Documento della segreteria nazionale che evidenzia le preoccupazioni dei Socialdemocratici dinanzi al rischio che l’Italia si allontani dalla comunità dei paesi di democrazia avanzata. Un pericolo che diverrà attuale se, alle prossime elezioni, dovesse prevalere la pericolosa impostazione sovranista e populista dell’estrema destra.
I Socialdemocratici italiani accolgono la notizia dello scioglimento delle Camere come una controprova dell’impossibilità di restaurare la dignità della politica, almeno
con la presente classe “dirigente”, nonostante il generoso impegno del Capo dello Stato nel corso di tutta la legislatura. Il Presidente Mattarella, figura della “Prima Repubblica” che ha attraversato l’ultimo quarantennio di storia repubblicana, svolgendo importanti funzioni nel sistema politico ed esercitando ruoli di assoluta rilevanza, ha gestito le varie crisi senza risparmiare tutta la propria autorevolezza. Purtroppo, il livello oltremodo basso degli interlocutori non ha consentito di
raccogliere i frutti sperati: ciò nonostante, risalta una volta di più che il Presidente della Repubblica non è un tecnico o un’espressione della società “organizzata”, né un intellettuale estraneo ai problemi della governabilità e della rappresentanza, ma un modello di politico di razza. La sua storia personale racconta la coerenza e l’impegno di un grande giurista che ha dedicato alla sua passione civile ed alle sue idee gran parte della propria vita, contrariamente a chi si è trovato a fare il parlamentare “per grazia ricevuta”, senza alcun senso dello Stato e privo di qualsivoglia spessore politico-culturale.
La grande anomalia di queste ore consiste nel fatto che in nessuna delle grandi democrazie liberali è pensabile che si lasci divampare una crisi di governo sul nulla e, oltretutto, in un momento politico segnato dalla bassa congiuntura economica, dalla
pandemia e dalla guerra di aggressione del regime russo contro la democrazia ucraina. Una saldatura populista tra gli estremismi dei 5 Stelle e della destra ha così fatto precipitare il Paese nel baratro, offrendo agli interlocutori europei il solito
quadro dell’Italietta degli irresponsabili e degli interessi di bottega prevalenti, tratto caratterizzante di tutta la storia della “Seconda Repubblica”. I sedicenti moderati sembrano aver infine gettato la maschera, con Forza Italia ormai al rimorchio
dell’estrema destra e incurante (al pari della Lega) del ruolo dei suoi stessi ministri: una dimostrazione di come le recenti autodefinizioni in termini “centristi” si siano palesate come del tutto fasulle, senza peraltro esser valse a cancellare anni di
populismo e di linguaggio estremista, soprattutto da parte del suo fondatore, adesso ansioso di scodinzolare dietro i capi delll’ultradestra sovranista, nelle persone di Matteo Salvini e Giorgia Meloni.

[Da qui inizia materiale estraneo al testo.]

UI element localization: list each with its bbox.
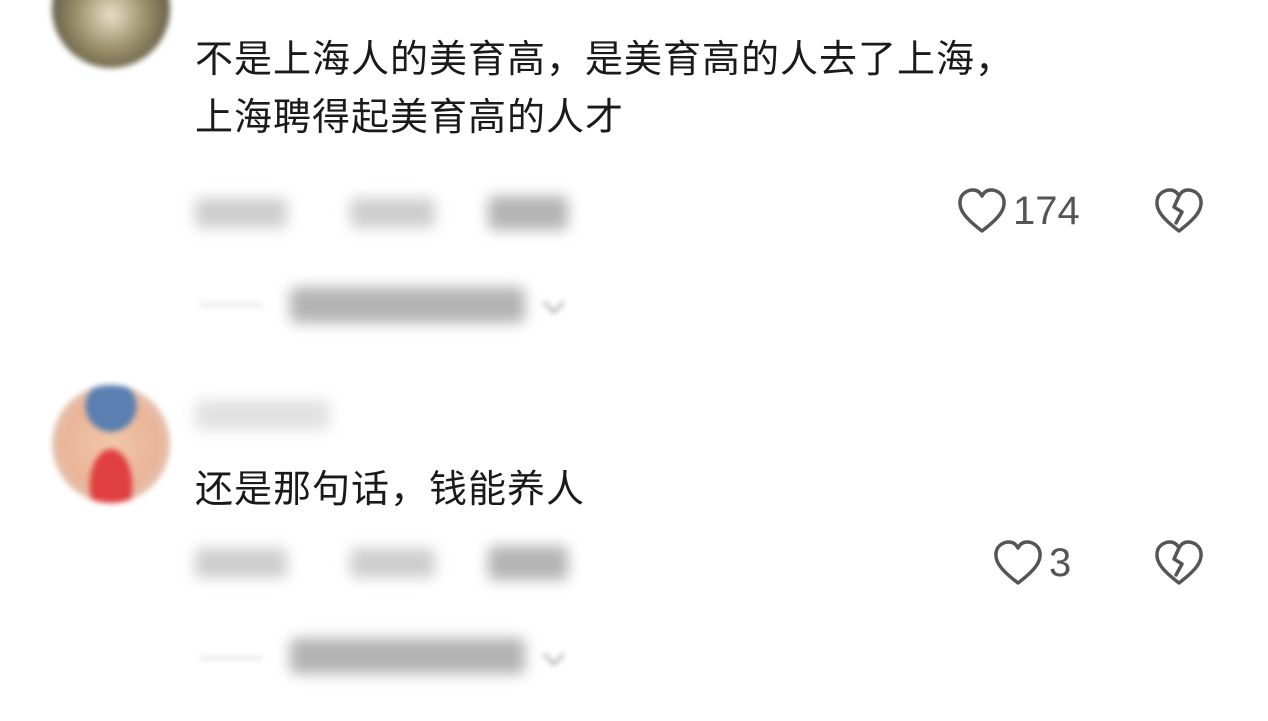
heart-outline-icon — [958, 188, 1006, 233]
reply-divider — [200, 657, 262, 659]
like-button[interactable]: 174 — [957, 188, 1080, 234]
reply-button[interactable] — [488, 546, 568, 580]
comment-date — [195, 548, 287, 578]
expand-replies-button[interactable] — [290, 638, 525, 674]
comment-location — [350, 198, 435, 228]
dislike-button[interactable] — [1154, 188, 1204, 238]
avatar[interactable] — [52, 0, 170, 68]
comment-text: 还是那句话，钱能养人 — [195, 460, 585, 518]
avatar[interactable] — [52, 385, 170, 503]
comment-text-line: 上海聘得起美育高的人才 — [195, 95, 625, 139]
heart-outline-icon — [994, 540, 1042, 585]
like-count: 174 — [1013, 188, 1080, 233]
expand-replies-button[interactable] — [290, 287, 525, 323]
reply-button[interactable] — [488, 196, 568, 230]
comment-text-line: 还是那句话，钱能养人 — [195, 467, 586, 511]
broken-heart-icon — [1155, 540, 1203, 585]
like-count: 3 — [1049, 540, 1072, 585]
comment-text-line: 不是上海人的美育高，是美育高的人去了上海， — [195, 37, 1015, 81]
chevron-down-icon — [542, 300, 566, 315]
username — [195, 400, 330, 430]
comment-text: 不是上海人的美育高，是美育高的人去了上海， 上海聘得起美育高的人才 — [195, 30, 1014, 146]
like-button[interactable]: 3 — [993, 540, 1071, 586]
broken-heart-icon — [1155, 188, 1203, 233]
dislike-button[interactable] — [1154, 540, 1204, 590]
reply-divider — [200, 304, 262, 306]
comment-date — [195, 198, 287, 228]
comment-location — [350, 548, 435, 578]
chevron-down-icon — [542, 652, 566, 667]
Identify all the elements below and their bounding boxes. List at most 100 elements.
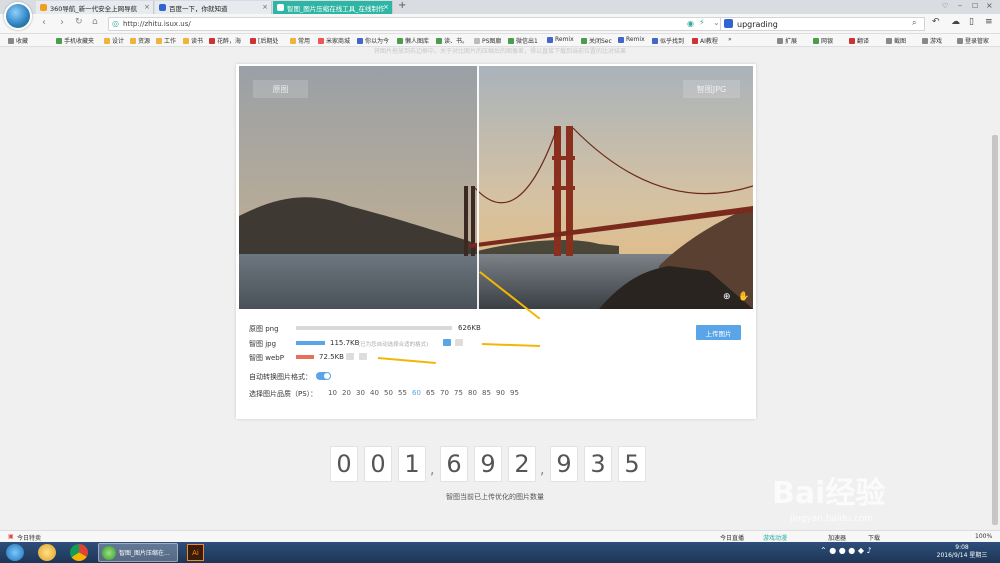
avatar[interactable]: [4, 2, 32, 30]
lightning-icon[interactable]: ⚡: [699, 18, 705, 27]
phone-icon[interactable]: ▯: [969, 17, 974, 27]
bookmark-item[interactable]: PS图廊: [474, 36, 501, 45]
minimize-icon[interactable]: –: [958, 1, 962, 10]
zoom-icon[interactable]: ⊕: [723, 292, 731, 302]
clock[interactable]: 9:08 2016/9/14 星期三: [932, 544, 992, 560]
quality-option-90[interactable]: 90: [496, 389, 505, 397]
bookmark-item[interactable]: 翻译: [849, 36, 869, 45]
bookmark-item[interactable]: 关闭Sec: [581, 36, 612, 45]
deals-link[interactable]: 今日特卖: [17, 533, 41, 542]
tab-baidu[interactable]: 百度一下，你就知道 ×: [155, 1, 272, 14]
bookmark-item[interactable]: 网银: [813, 36, 833, 45]
bookmark-item[interactable]: 截图: [886, 36, 906, 45]
quality-option-10[interactable]: 10: [328, 389, 337, 397]
bookmark-item[interactable]: 花醉，海: [209, 36, 241, 45]
new-tab-button[interactable]: +: [398, 0, 406, 11]
baidu-icon: [159, 4, 166, 11]
bookmark-item[interactable]: 收藏: [8, 36, 28, 45]
more-bookmarks-icon[interactable]: »: [728, 36, 732, 43]
status-live[interactable]: 今日直播: [720, 533, 744, 542]
bookmark-item[interactable]: Remix: [547, 36, 574, 43]
bookmark-item[interactable]: 读书: [183, 36, 203, 45]
bookmark-item[interactable]: 微信出1: [508, 36, 538, 45]
bookmark-item[interactable]: 登录管家: [957, 36, 989, 45]
forward-icon[interactable]: ›: [60, 17, 64, 28]
back-icon[interactable]: ‹: [42, 17, 46, 28]
bookmark-item[interactable]: 手机收藏夹: [56, 36, 94, 45]
auto-convert-toggle[interactable]: [316, 372, 331, 380]
menu-icon[interactable]: ≡: [985, 17, 993, 27]
url-input[interactable]: ◎ http://zhitu.isux.us/ ◉ ⚡ ⌄: [108, 17, 726, 31]
search-icon[interactable]: ⌕: [912, 18, 916, 28]
download-icon[interactable]: [359, 353, 367, 360]
bookmark-item[interactable]: 你以为今: [357, 36, 389, 45]
quality-option-55[interactable]: 55: [398, 389, 407, 397]
bookmark-item[interactable]: [后期处: [250, 36, 278, 45]
bookmark-item[interactable]: 读、书。: [436, 36, 468, 45]
tab-zhitu[interactable]: 智图_图片压缩在线工具_在线制作 ×: [273, 1, 393, 14]
status-accelerator[interactable]: 加速器: [828, 533, 846, 542]
bookmark-item[interactable]: Remix: [618, 36, 645, 43]
upload-button[interactable]: 上传图片: [696, 325, 741, 340]
scrollbar-thumb[interactable]: [992, 135, 998, 525]
view-icon[interactable]: [443, 339, 451, 346]
quality-option-40[interactable]: 40: [370, 389, 379, 397]
zoom-level[interactable]: 100%: [975, 533, 992, 540]
size-jpg: 115.7KB: [330, 339, 360, 347]
tab-360[interactable]: 360导航_新一代安全上网导航 ×: [36, 1, 154, 14]
game-icon[interactable]: [38, 544, 56, 561]
quality-option-80[interactable]: 80: [468, 389, 477, 397]
toggle-knob: [324, 373, 330, 379]
status-games[interactable]: 游戏动漫: [763, 533, 787, 542]
url-text: http://zhitu.isux.us/: [123, 20, 191, 28]
tray-icons[interactable]: ⌃ ● ● ● ◆ ♪: [820, 546, 872, 555]
quality-option-70[interactable]: 70: [440, 389, 449, 397]
quality-option-20[interactable]: 20: [342, 389, 351, 397]
start-icon[interactable]: [6, 544, 24, 561]
quality-option-30[interactable]: 30: [356, 389, 365, 397]
bookmark-item[interactable]: 工作: [156, 36, 176, 45]
quality-option-75[interactable]: 75: [454, 389, 463, 397]
download-icon[interactable]: [455, 339, 463, 346]
bookmark-item[interactable]: 扩展: [777, 36, 797, 45]
taskbar-browser-window[interactable]: 智图_图片压缩在...: [98, 543, 178, 562]
size-webp: 72.5KB: [319, 353, 344, 361]
quality-option-95[interactable]: 95: [510, 389, 519, 397]
illustrator-icon[interactable]: Ai: [187, 544, 204, 561]
bookmark-item[interactable]: 资源: [130, 36, 150, 45]
close-window-icon[interactable]: ×: [986, 1, 993, 10]
chrome-icon[interactable]: [70, 544, 88, 561]
cloud-icon[interactable]: ☁: [951, 17, 960, 27]
view-icon[interactable]: [346, 353, 354, 360]
maximize-icon[interactable]: ☐: [972, 2, 978, 10]
bookmark-item[interactable]: 游戏: [922, 36, 942, 45]
quality-option-85[interactable]: 85: [482, 389, 491, 397]
close-icon[interactable]: ×: [383, 3, 389, 11]
shield-icon[interactable]: ◉: [687, 19, 694, 28]
hand-icon[interactable]: ✋: [738, 292, 749, 302]
search-input[interactable]: upgrading ⌕: [720, 17, 925, 31]
close-icon[interactable]: ×: [144, 3, 150, 11]
counter-digit: 1: [398, 446, 426, 482]
baidu-search-icon: [724, 19, 733, 28]
quality-option-65[interactable]: 65: [426, 389, 435, 397]
shirt-icon[interactable]: ♡: [942, 2, 948, 10]
row-label-png: 原图 png: [249, 325, 279, 333]
bookmark-item[interactable]: 似乎找到: [652, 36, 684, 45]
chevron-down-icon[interactable]: ⌄: [713, 18, 720, 27]
quality-option-50[interactable]: 50: [384, 389, 393, 397]
status-download[interactable]: 下载: [868, 533, 880, 542]
bookmark-item[interactable]: 设计: [104, 36, 124, 45]
bookmark-item[interactable]: 懒人图库: [397, 36, 429, 45]
close-icon[interactable]: ×: [262, 3, 268, 11]
refresh-icon[interactable]: ↻: [75, 17, 83, 27]
watermark-url: jingyan.baidu.com: [790, 514, 874, 524]
counter-digit: 5: [618, 446, 646, 482]
bookmark-item[interactable]: AI教程: [692, 36, 718, 45]
bookmark-item[interactable]: 米家商城: [318, 36, 350, 45]
compare-image[interactable]: [239, 66, 753, 309]
home-icon[interactable]: ⌂: [92, 17, 98, 27]
bookmark-item[interactable]: 常用: [290, 36, 310, 45]
quality-option-60[interactable]: 60: [412, 389, 421, 397]
undo-icon[interactable]: ↶: [932, 17, 940, 27]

A settantacinque anni dalla scissione di Palazzo Barberini, inquieta notare come in Europa non soffi il vento della guerra fredda, ma quello della guerra vera e propria, scatenata dagli odiatori della democrazia e del mondo libero, i quali sintetizzano il peggio dei totalitarismi del Novecento. Come nel 1947-1948, l’Italia è ancora una volta considerata dai nemici della società aperta come il ventre molle della comunità democratica internazionale. Tali nemici, nel tempo presente, sono gli odierni sovranisti e populisti, che una volta giunti al governo saranno in condizione di allontanare il Paese dalla sua storica collocazione geopolitica e geostrategica, resa possibile anche dalle coraggiose azioni del Presidente Giuseppe Saragat di tre quarti di secolo fa. Le prossime elezioni politiche del 25 settembre saranno non meno decisive di quelle del 1948: l’Italia rischia ancora una volta di cambiare schieramento e mandare al macero ogni residua credibilità. I Socialdemocratici si impegneranno perché il Paese non sia consegnato agli amici di Putin ed Orbán, così come anni fa si adoperarono per salvarlo dagli ammiratori di Mussolini, di Hitler e di Stalin. Per questo, già da ora la Socialdemocrazia chiama a raccolta tutte le forze democratiche, progressiste, liberali, siano esse riformiste o moderate, perché la preziosa opera del governo di Mario Draghi – pur non esente da alcuni inevitabili limiti, legati alla composizione stessa dell’esecutivo – non sia distrutta. L’auspicio è che, a partire dal PD e dalle altre soggettività che non hanno fatto venir meno l’appoggio al governo, si
costruisca un fronte che mantenga l’Italia tra le grandi potenze europee di democrazia avanzata e ponga al centro i problemi strutturali del Paese. Una missione a cui chi crede nei valori del socialismo democratico non verrà mai meno.